Mais l’informatique du XXIe siècle continue à s’appuyer pour atteindre ses performances sur une ingénierie de haut niveau. Le numérique n’est ni facile, ni gratuit, ni instantané.  Pour être fiable, sûre, et livrer en temps réel toutes ses promesses, l’informatique du XXIe siècle est exigeante et rigoureuse. Elle couvre un champ immense d’activités humaines et doit donc atteindre à chaque instant l’excellence. Or l’informatique est une œuvre humaine, donc faillible. La fiabilité est le résultat d’un processus continu de gestion proactive de la qualité qui implique de la compétence, de la rigueur à chaque étape : spécification, design, architecture, conception, programmation, exploitation, surveillance. Cette maîtrise va devenir un des éléments centraux de la performance des systèmes complexes. Elle implique de travailler en profondeur sur la dimension humaine de l’informatique et englobe une vision systémique de la compétence informatique : des formations appropriées, dès le plus jeune âge, des carrières attractives, une reconnaissance collective pour les professionnels de l’informatique et, aussi, une vraie compréhension des coûts. Il est en effet futile de considérer que l’informatique est encore un centre de coût. C’est un ensemble de disciplines qui doivent être traitées avec compétence et respect par les dirigeants des organisations, ses projets et son mode de fonctionnement justifiant une authentique éducation pour permettre une prise de décision informée.

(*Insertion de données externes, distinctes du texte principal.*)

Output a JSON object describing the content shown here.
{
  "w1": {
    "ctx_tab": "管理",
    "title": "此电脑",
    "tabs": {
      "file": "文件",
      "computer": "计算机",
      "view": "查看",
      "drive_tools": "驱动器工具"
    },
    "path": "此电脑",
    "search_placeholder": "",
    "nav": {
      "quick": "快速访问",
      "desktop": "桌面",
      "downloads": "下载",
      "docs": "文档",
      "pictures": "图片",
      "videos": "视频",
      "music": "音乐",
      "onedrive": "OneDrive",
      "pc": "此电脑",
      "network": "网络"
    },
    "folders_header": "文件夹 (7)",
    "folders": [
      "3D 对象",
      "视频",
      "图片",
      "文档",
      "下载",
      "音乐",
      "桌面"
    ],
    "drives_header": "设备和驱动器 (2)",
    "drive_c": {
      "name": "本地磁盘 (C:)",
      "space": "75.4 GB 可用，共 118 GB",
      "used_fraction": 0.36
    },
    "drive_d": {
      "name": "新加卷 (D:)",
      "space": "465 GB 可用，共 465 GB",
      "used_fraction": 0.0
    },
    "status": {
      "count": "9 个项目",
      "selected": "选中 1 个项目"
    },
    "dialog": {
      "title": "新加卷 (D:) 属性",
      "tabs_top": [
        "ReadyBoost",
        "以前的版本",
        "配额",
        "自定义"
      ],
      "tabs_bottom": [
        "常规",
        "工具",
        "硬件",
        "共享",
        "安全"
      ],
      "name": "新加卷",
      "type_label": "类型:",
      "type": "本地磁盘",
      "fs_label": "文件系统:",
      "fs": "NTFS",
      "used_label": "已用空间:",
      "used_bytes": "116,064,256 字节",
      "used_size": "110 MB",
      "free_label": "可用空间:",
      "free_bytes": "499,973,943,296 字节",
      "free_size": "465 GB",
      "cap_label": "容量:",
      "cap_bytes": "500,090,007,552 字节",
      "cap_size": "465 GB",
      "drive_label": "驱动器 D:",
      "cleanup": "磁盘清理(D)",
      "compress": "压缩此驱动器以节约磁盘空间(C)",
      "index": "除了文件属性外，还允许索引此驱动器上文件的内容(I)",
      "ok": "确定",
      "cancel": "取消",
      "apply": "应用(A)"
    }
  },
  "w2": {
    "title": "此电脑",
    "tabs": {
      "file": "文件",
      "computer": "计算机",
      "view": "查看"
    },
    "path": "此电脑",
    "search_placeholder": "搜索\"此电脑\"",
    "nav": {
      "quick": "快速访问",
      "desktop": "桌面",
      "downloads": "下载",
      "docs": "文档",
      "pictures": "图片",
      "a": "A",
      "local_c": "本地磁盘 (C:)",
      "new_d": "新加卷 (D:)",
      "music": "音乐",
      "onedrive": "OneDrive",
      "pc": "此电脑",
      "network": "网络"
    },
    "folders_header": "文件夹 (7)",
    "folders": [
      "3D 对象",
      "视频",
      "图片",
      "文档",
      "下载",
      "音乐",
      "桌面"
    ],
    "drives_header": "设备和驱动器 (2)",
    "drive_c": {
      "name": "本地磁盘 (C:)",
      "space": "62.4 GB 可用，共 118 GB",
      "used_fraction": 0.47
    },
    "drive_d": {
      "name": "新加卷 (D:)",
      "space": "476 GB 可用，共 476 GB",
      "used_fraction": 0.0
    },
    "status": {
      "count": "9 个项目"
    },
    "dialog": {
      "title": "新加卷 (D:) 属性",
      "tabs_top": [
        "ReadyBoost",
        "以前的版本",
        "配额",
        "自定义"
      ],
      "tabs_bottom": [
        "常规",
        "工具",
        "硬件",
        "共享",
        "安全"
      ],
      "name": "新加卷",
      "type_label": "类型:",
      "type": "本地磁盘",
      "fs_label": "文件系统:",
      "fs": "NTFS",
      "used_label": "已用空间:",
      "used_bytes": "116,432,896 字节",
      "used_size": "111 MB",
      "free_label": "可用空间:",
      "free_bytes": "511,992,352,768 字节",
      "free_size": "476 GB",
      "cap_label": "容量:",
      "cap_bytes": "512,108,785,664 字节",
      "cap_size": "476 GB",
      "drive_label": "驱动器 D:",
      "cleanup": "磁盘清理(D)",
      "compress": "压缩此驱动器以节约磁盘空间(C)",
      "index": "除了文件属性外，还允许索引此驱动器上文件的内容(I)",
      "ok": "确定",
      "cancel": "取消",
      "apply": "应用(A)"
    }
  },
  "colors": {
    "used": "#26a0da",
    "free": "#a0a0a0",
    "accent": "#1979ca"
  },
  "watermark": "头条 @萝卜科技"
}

On ne peut que conseiller la lecture de cet ouvrage fondamental à la compréhension de l’usine informatique du XXI siècle « Accelerate »[2]dont la conclusion est claire et fait de l’informatique un des cadres organisationnels les plus cruciaux pour le bon fonctionnement de notre société. “In all of our research, one thing has proved consistently true: since nearly every company relies on software, delivery performance is critical to any organization doing business today. And software delivery performance is affected by many factors, including leadership, tools, automation, and a culture of continuous learning and improvement.”

 

 

 

 

[1]Berry, Gérard. L' Hyperpuissance de l'informatique: Algorithmes, données, machines, réseaux (OJ.SCIENCES) Odile Jacob, 2017

[2]Nicole Forsgren, Jez Humble, Gene Kim, Accelerate: The Science of Lean Software and DevOps: Building and Scaling High Performing Technology Organizations. IT Revolution Press,2018.